Liyura tidak menyerah dan semakin menyerang Qin lebih cepat, tapi keadaan tetaplah sama. Bahkan dia tidak bisa melukai pemuda itu segorespun.
Liyura kali ini yang merasa terancam menggunakan berbagai tekniknya.
"Gold Wave!"
Liyura memunculkan gelombang pedang berwarna emas dari pedang Excaliburnya. Kali ini, Qin tidak sempat menghindar, membuat dirinya terkena dampak serangan itu dan mementalkan tubuh pemuda itu jauh beberapa meter.
Liyura melihat keadaan Qin, pemuda itu terluka cukup parah, tapi perlahan-lahan luka itu meregenerasi. Akan tetapi, tidak semua luka yang ditimbulkan Liyura dapat disembuhkan.

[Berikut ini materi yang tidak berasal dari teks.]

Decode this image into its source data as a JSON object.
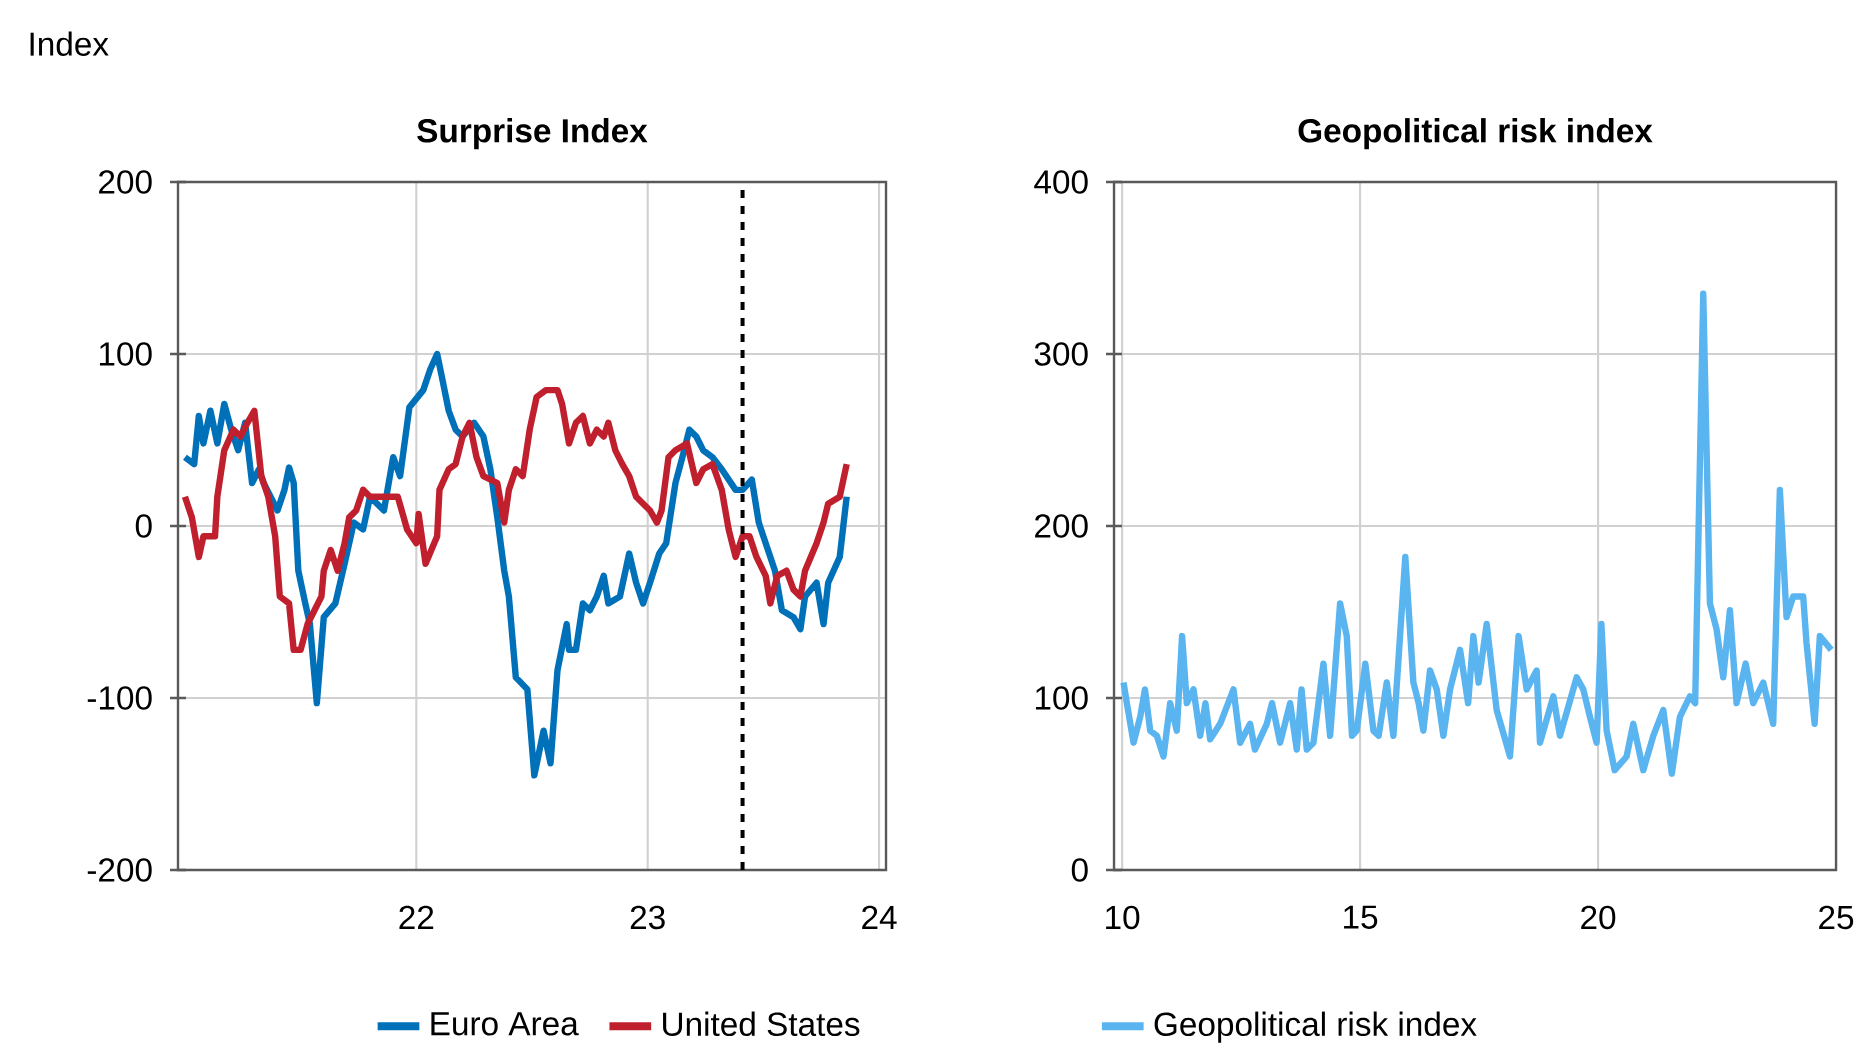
{
  "chart_data": [
    {
      "type": "line",
      "title": "Surprise Index",
      "ylabel": "Index",
      "xlim": [
        20.97,
        24.03
      ],
      "xticks": [
        22,
        23,
        24
      ],
      "ylim": [
        -200,
        200
      ],
      "yticks": [
        -200,
        -100,
        0,
        100,
        200
      ],
      "grid": true,
      "legend": "bottom",
      "ref_lines": [
        {
          "axis": "x",
          "value": 23.41,
          "color": "#000000",
          "line_style": "dashed"
        }
      ],
      "series": [
        {
          "name": "Euro Area",
          "color": "#0070b8",
          "x": [
            21.0,
            21.04,
            21.06,
            21.08,
            21.11,
            21.14,
            21.17,
            21.2,
            21.23,
            21.26,
            21.29,
            21.32,
            21.34,
            21.4,
            21.43,
            21.45,
            21.47,
            21.49,
            21.52,
            21.54,
            21.57,
            21.6,
            21.65,
            21.69,
            21.73,
            21.77,
            21.8,
            21.86,
            21.9,
            21.93,
            21.97,
            22.03,
            22.06,
            22.09,
            22.11,
            22.14,
            22.17,
            22.2,
            22.25,
            22.29,
            22.32,
            22.35,
            22.38,
            22.4,
            22.43,
            22.48,
            22.51,
            22.55,
            22.58,
            22.61,
            22.65,
            22.66,
            22.69,
            22.72,
            22.75,
            22.78,
            22.81,
            22.83,
            22.88,
            22.92,
            22.95,
            22.98,
            23.01,
            23.05,
            23.08,
            23.12,
            23.15,
            23.18,
            23.21,
            23.24,
            23.28,
            23.32,
            23.38,
            23.41,
            23.45,
            23.48,
            23.51,
            23.55,
            23.58,
            23.63,
            23.66,
            23.68,
            23.73,
            23.76,
            23.78,
            23.83,
            23.86
          ],
          "values": [
            40,
            36,
            64,
            48,
            67,
            48,
            71,
            56,
            44,
            60,
            25,
            33,
            25,
            9,
            21,
            34,
            25,
            -26,
            -45,
            -57,
            -103,
            -53,
            -45,
            -22,
            2,
            -2,
            17,
            9,
            40,
            29,
            69,
            79,
            91,
            100,
            87,
            67,
            56,
            52,
            60,
            52,
            33,
            5,
            -26,
            -41,
            -88,
            -95,
            -145,
            -119,
            -138,
            -84,
            -57,
            -72,
            -72,
            -45,
            -49,
            -41,
            -29,
            -45,
            -41,
            -16,
            -33,
            -45,
            -33,
            -16,
            -10,
            25,
            40,
            56,
            52,
            44,
            40,
            33,
            21,
            21,
            27,
            2,
            -10,
            -26,
            -49,
            -53,
            -60,
            -41,
            -33,
            -57,
            -33,
            -18,
            17
          ]
        },
        {
          "name": "United States",
          "color": "#c0202e",
          "x": [
            21.0,
            21.03,
            21.06,
            21.08,
            21.13,
            21.14,
            21.17,
            21.21,
            21.24,
            21.27,
            21.3,
            21.33,
            21.36,
            21.39,
            21.41,
            21.45,
            21.47,
            21.5,
            21.53,
            21.56,
            21.59,
            21.6,
            21.63,
            21.66,
            21.69,
            21.71,
            21.74,
            21.77,
            21.8,
            21.86,
            21.92,
            21.96,
            22.0,
            22.01,
            22.04,
            22.09,
            22.1,
            22.14,
            22.17,
            22.2,
            22.23,
            22.26,
            22.29,
            22.35,
            22.38,
            22.4,
            22.43,
            22.46,
            22.49,
            22.52,
            22.56,
            22.61,
            22.63,
            22.66,
            22.69,
            22.72,
            22.75,
            22.78,
            22.81,
            22.83,
            22.86,
            22.89,
            22.92,
            22.95,
            23.01,
            23.04,
            23.06,
            23.09,
            23.12,
            23.17,
            23.21,
            23.24,
            23.28,
            23.32,
            23.35,
            23.38,
            23.41,
            23.44,
            23.47,
            23.51,
            23.53,
            23.56,
            23.6,
            23.63,
            23.66,
            23.68,
            23.73,
            23.76,
            23.78,
            23.83,
            23.86
          ],
          "values": [
            17,
            5,
            -18,
            -6,
            -6,
            17,
            44,
            56,
            52,
            60,
            67,
            29,
            17,
            -6,
            -41,
            -45,
            -72,
            -72,
            -57,
            -49,
            -41,
            -26,
            -14,
            -26,
            -10,
            5,
            9,
            21,
            17,
            17,
            17,
            -2,
            -10,
            7,
            -22,
            -6,
            21,
            33,
            36,
            52,
            60,
            40,
            29,
            25,
            2,
            21,
            33,
            29,
            56,
            75,
            79,
            79,
            71,
            48,
            60,
            64,
            48,
            56,
            52,
            60,
            44,
            36,
            29,
            17,
            9,
            2,
            9,
            40,
            44,
            48,
            25,
            33,
            36,
            21,
            -2,
            -18,
            -6,
            -6,
            -18,
            -29,
            -45,
            -29,
            -26,
            -37,
            -41,
            -26,
            -10,
            2,
            13,
            17,
            36
          ]
        }
      ]
    },
    {
      "type": "line",
      "title": "Geopolitical risk index",
      "xlim": [
        9.83,
        25
      ],
      "xticks": [
        10,
        15,
        20,
        25
      ],
      "ylim": [
        0,
        400
      ],
      "yticks": [
        0,
        100,
        200,
        300,
        400
      ],
      "grid": true,
      "legend": "bottom",
      "series": [
        {
          "name": "Geopolitical risk index",
          "color": "#5ab4f0",
          "x": [
            10.03,
            10.1,
            10.24,
            10.38,
            10.48,
            10.59,
            10.73,
            10.87,
            11.01,
            11.15,
            11.26,
            11.36,
            11.5,
            11.64,
            11.75,
            11.85,
            12.06,
            12.34,
            12.48,
            12.69,
            12.79,
            13.04,
            13.15,
            13.32,
            13.53,
            13.67,
            13.77,
            13.88,
            14.02,
            14.23,
            14.37,
            14.58,
            14.72,
            14.83,
            14.93,
            15.11,
            15.28,
            15.39,
            15.56,
            15.7,
            15.95,
            16.12,
            16.23,
            16.33,
            16.47,
            16.61,
            16.75,
            16.89,
            17.1,
            17.27,
            17.38,
            17.49,
            17.66,
            17.87,
            18.15,
            18.33,
            18.5,
            18.71,
            18.78,
            19.06,
            19.2,
            19.55,
            19.69,
            19.83,
            19.97,
            20.07,
            20.18,
            20.35,
            20.6,
            20.74,
            20.95,
            21.16,
            21.37,
            21.55,
            21.72,
            21.93,
            22.04,
            22.21,
            22.35,
            22.49,
            22.63,
            22.77,
            22.91,
            23.1,
            23.26,
            23.47,
            23.68,
            23.82,
            23.96,
            24.1,
            24.31,
            24.38,
            24.55,
            24.66,
            24.9
          ],
          "values": [
            109,
            97,
            74,
            89,
            105,
            81,
            78,
            66,
            97,
            81,
            136,
            97,
            105,
            78,
            97,
            76,
            85,
            105,
            74,
            85,
            70,
            85,
            97,
            74,
            97,
            70,
            105,
            70,
            74,
            120,
            78,
            155,
            136,
            78,
            81,
            120,
            81,
            78,
            109,
            78,
            182,
            109,
            97,
            81,
            116,
            105,
            78,
            105,
            128,
            97,
            136,
            109,
            143,
            93,
            66,
            136,
            105,
            116,
            74,
            101,
            78,
            112,
            105,
            89,
            74,
            143,
            81,
            58,
            66,
            85,
            58,
            78,
            93,
            56,
            89,
            101,
            97,
            335,
            155,
            140,
            112,
            151,
            97,
            120,
            97,
            109,
            85,
            221,
            147,
            159,
            159,
            132,
            85,
            136,
            128
          ]
        }
      ]
    }
  ]
}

"Kau... Pedang itu? Pedang apa itu? Tidak ada yang bisa melukaiku sedikit saja sejak aku menjadi Vampir. Siapa kau sebenarnya?"
Qin terlihat berdiri kembali sambil memegangi tubuhnya yang terdampak serangan Liyura.
Sedangkan Liyura tidak menjawab pertanyaan pemuda itu. Liyira hanya menatap pedang yang ada di genggamannya dan tersenyum miring.
"Darimana kau berasal?"
Qin juga terlihat seperti sangat penasaran dengan Liyura membuat gadis itu akhirnya menjawab.
"Aku bukan dari dunia ini. Aku berasal dari tempat yang jauh, dan pedangku ini memang istimewa. Qin, siapa sebenarnya kau? Apakah kau Vampir Bulan seperti yang pernah kudengar?"